I don’t believe professional poker player Daniel Negreanu is a boxing fan, so I don’t think this was directed at De La Hoya or Ortiz, but Negreanu tweeted last week, “I always have way more respect for people who just admit ‘It’s my fault I’m a idiot’ rather than look for creative ways to deflect blame.” It’s hard to find anyone who thinks Ortiz wouldn’t have been better off sticking with the smiling, aw-shucks, “I’ll learn from this” approach that he used on the night of the defeat.

But like most people with an emotional investment in a sport, Ortiz needed to place blame. It was an irrepressible urge. He turned Cortez into Buckner. He turned Mayweather into Bartman. He needed his scapegoats.

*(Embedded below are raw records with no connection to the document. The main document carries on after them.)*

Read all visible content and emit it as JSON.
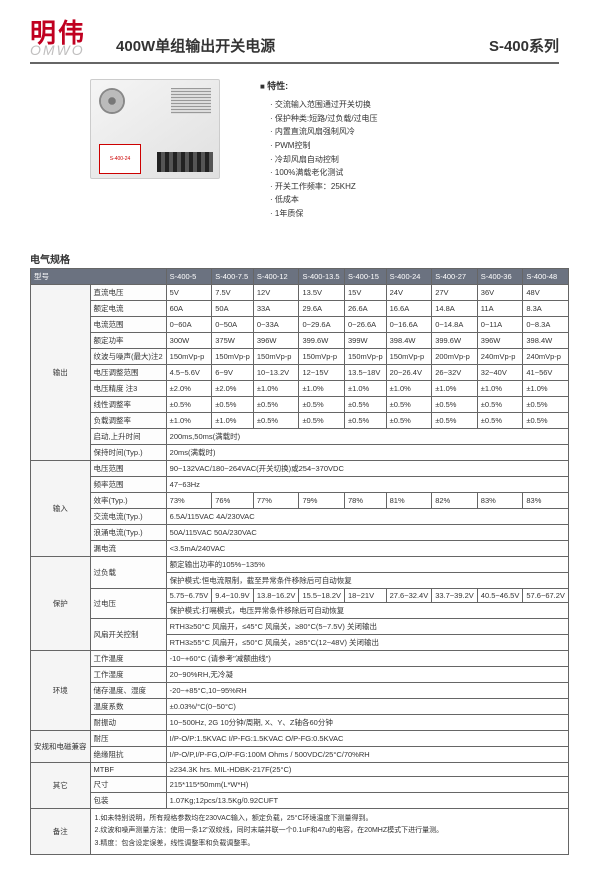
{
  "brand": {
    "cn": "明伟",
    "en": "OMWO"
  },
  "title": "400W单组输出开关电源",
  "series": "S-400系列",
  "features_title": "特性:",
  "features": [
    "交流输入范围通过开关切换",
    "保护种类:短路/过负载/过电压",
    "内置直流风扇强制风冷",
    "PWM控制",
    "冷却风扇自动控制",
    "100%满载老化测试",
    "开关工作频率：25KHZ",
    "低成本",
    "1年质保"
  ],
  "spec_title": "电气规格",
  "models_header": "型号",
  "models": [
    "S-400-5",
    "S-400-7.5",
    "S-400-12",
    "S-400-13.5",
    "S-400-15",
    "S-400-24",
    "S-400-27",
    "S-400-36",
    "S-400-48"
  ],
  "groups": {
    "output": "输出",
    "input": "输入",
    "protection": "保护",
    "env": "环境",
    "safety": "安规和电磁兼容",
    "other": "其它",
    "notes": "备注"
  },
  "rows": {
    "dc_v": {
      "label": "直流电压",
      "vals": [
        "5V",
        "7.5V",
        "12V",
        "13.5V",
        "15V",
        "24V",
        "27V",
        "36V",
        "48V"
      ]
    },
    "rated_i": {
      "label": "额定电流",
      "vals": [
        "60A",
        "50A",
        "33A",
        "29.6A",
        "26.6A",
        "16.6A",
        "14.8A",
        "11A",
        "8.3A"
      ]
    },
    "i_range": {
      "label": "电流范围",
      "vals": [
        "0~60A",
        "0~50A",
        "0~33A",
        "0~29.6A",
        "0~26.6A",
        "0~16.6A",
        "0~14.8A",
        "0~11A",
        "0~8.3A"
      ]
    },
    "rated_p": {
      "label": "额定功率",
      "vals": [
        "300W",
        "375W",
        "396W",
        "399.6W",
        "399W",
        "398.4W",
        "399.6W",
        "396W",
        "398.4W"
      ]
    },
    "ripple": {
      "label": "纹波与噪声(最大)注2",
      "vals": [
        "150mVp-p",
        "150mVp-p",
        "150mVp-p",
        "150mVp-p",
        "150mVp-p",
        "150mVp-p",
        "200mVp-p",
        "240mVp-p",
        "240mVp-p"
      ]
    },
    "v_range": {
      "label": "电压调整范围",
      "vals": [
        "4.5~5.6V",
        "6~9V",
        "10~13.2V",
        "12~15V",
        "13.5~18V",
        "20~26.4V",
        "26~32V",
        "32~40V",
        "41~56V"
      ]
    },
    "v_acc": {
      "label": "电压精度 注3",
      "vals": [
        "±2.0%",
        "±2.0%",
        "±1.0%",
        "±1.0%",
        "±1.0%",
        "±1.0%",
        "±1.0%",
        "±1.0%",
        "±1.0%"
      ]
    },
    "line_reg": {
      "label": "线性调整率",
      "vals": [
        "±0.5%",
        "±0.5%",
        "±0.5%",
        "±0.5%",
        "±0.5%",
        "±0.5%",
        "±0.5%",
        "±0.5%",
        "±0.5%"
      ]
    },
    "load_reg": {
      "label": "负载调整率",
      "vals": [
        "±1.0%",
        "±1.0%",
        "±0.5%",
        "±0.5%",
        "±0.5%",
        "±0.5%",
        "±0.5%",
        "±0.5%",
        "±0.5%"
      ]
    },
    "start_t": {
      "label": "启动,上升时间",
      "val": "200ms,50ms(满载时)"
    },
    "hold_t": {
      "label": "保持时间(Typ.)",
      "val": "20ms(满载时)"
    },
    "in_v": {
      "label": "电压范围",
      "val": "90~132VAC/180~264VAC(开关切换)或254~370VDC"
    },
    "freq": {
      "label": "频率范围",
      "val": "47~63Hz"
    },
    "eff": {
      "label": "效率(Typ.)",
      "vals": [
        "73%",
        "76%",
        "77%",
        "79%",
        "78%",
        "81%",
        "82%",
        "83%",
        "83%"
      ]
    },
    "ac_i": {
      "label": "交流电流(Typ.)",
      "val": "6.5A/115VAC     4A/230VAC"
    },
    "inrush": {
      "label": "浪涌电流(Typ.)",
      "val": "50A/115VAC     50A/230VAC"
    },
    "leak": {
      "label": "漏电流",
      "val": "<3.5mA/240VAC"
    },
    "ol1": {
      "label": "过负载",
      "val": "额定输出功率的105%~135%"
    },
    "ol2": {
      "val": "保护模式:恒电流限制，截至异常条件移除后可自动恢复"
    },
    "ov1": {
      "label": "过电压",
      "vals": [
        "5.75~6.75V",
        "9.4~10.9V",
        "13.8~16.2V",
        "15.5~18.2V",
        "18~21V",
        "27.6~32.4V",
        "33.7~39.2V",
        "40.5~46.5V",
        "57.6~67.2V"
      ]
    },
    "ov2": {
      "val": "保护模式:打嗝模式，电压异常条件移除后可自动恢复"
    },
    "fan1": {
      "label": "风扇开关控制",
      "val": "RTH3≥50°C 风扇开，≤45°C 风扇关，≥80°C(5~7.5V) 关闭输出"
    },
    "fan2": {
      "val": "RTH3≥55°C 风扇开，≤50°C 风扇关，≥85°C(12~48V) 关闭输出"
    },
    "work_t": {
      "label": "工作温度",
      "val": "-10~+60°C (请参考\"减额曲线\")"
    },
    "work_h": {
      "label": "工作湿度",
      "val": "20~90%RH,无冷凝"
    },
    "store": {
      "label": "储存温度、湿度",
      "val": "-20~+85°C,10~95%RH"
    },
    "temp_c": {
      "label": "温度系数",
      "val": "±0.03%/°C(0~50°C)"
    },
    "vib": {
      "label": "耐振动",
      "val": "10~500Hz, 2G 10分钟/周期, X、Y、Z轴各60分钟"
    },
    "withstand": {
      "label": "耐压",
      "val": "I/P-O/P:1.5KVAC    I/P-FG:1.5KVAC    O/P-FG:0.5KVAC"
    },
    "iso": {
      "label": "绝缘阻抗",
      "val": "I/P-O/P,I/P-FG,O/P-FG:100M Ohms / 500VDC/25°C/70%RH"
    },
    "mtbf": {
      "label": "MTBF",
      "val": "≥234.3K hrs.    MIL-HDBK-217F(25°C)"
    },
    "size": {
      "label": "尺寸",
      "val": "215*115*50mm(L*W*H)"
    },
    "pack": {
      "label": "包装",
      "val": "1.07Kg;12pcs/13.5Kg/0.92CUFT"
    }
  },
  "notes": [
    "1.如未特别说明，所有规格参数均在230VAC输入，额定负载，25°C环境温度下测量得到。",
    "2.纹波和噪声测量方法：使用一条12\"双绞线，同时末端并联一个0.1uF和47u的电容，在20MHZ模式下进行量测。",
    "3.精度：包含设定误差，线性调整率和负载调整率。"
  ]
}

Maybe Ortiz sounded like a fool on the teleconference last week. But every sports fan should be able to understand why he felt compelled to go that route. We all do it. We all look for someone to blame. We all think the refs are out to get our favorite teams. We’re all irrational.

Oscar De La Hoya and Victor Ortiz simply made the mistake of using their access to a public platform to disseminate their irrational feelings in ways that most of us can’t. And now, quite deservedly, they’re catching hell for it.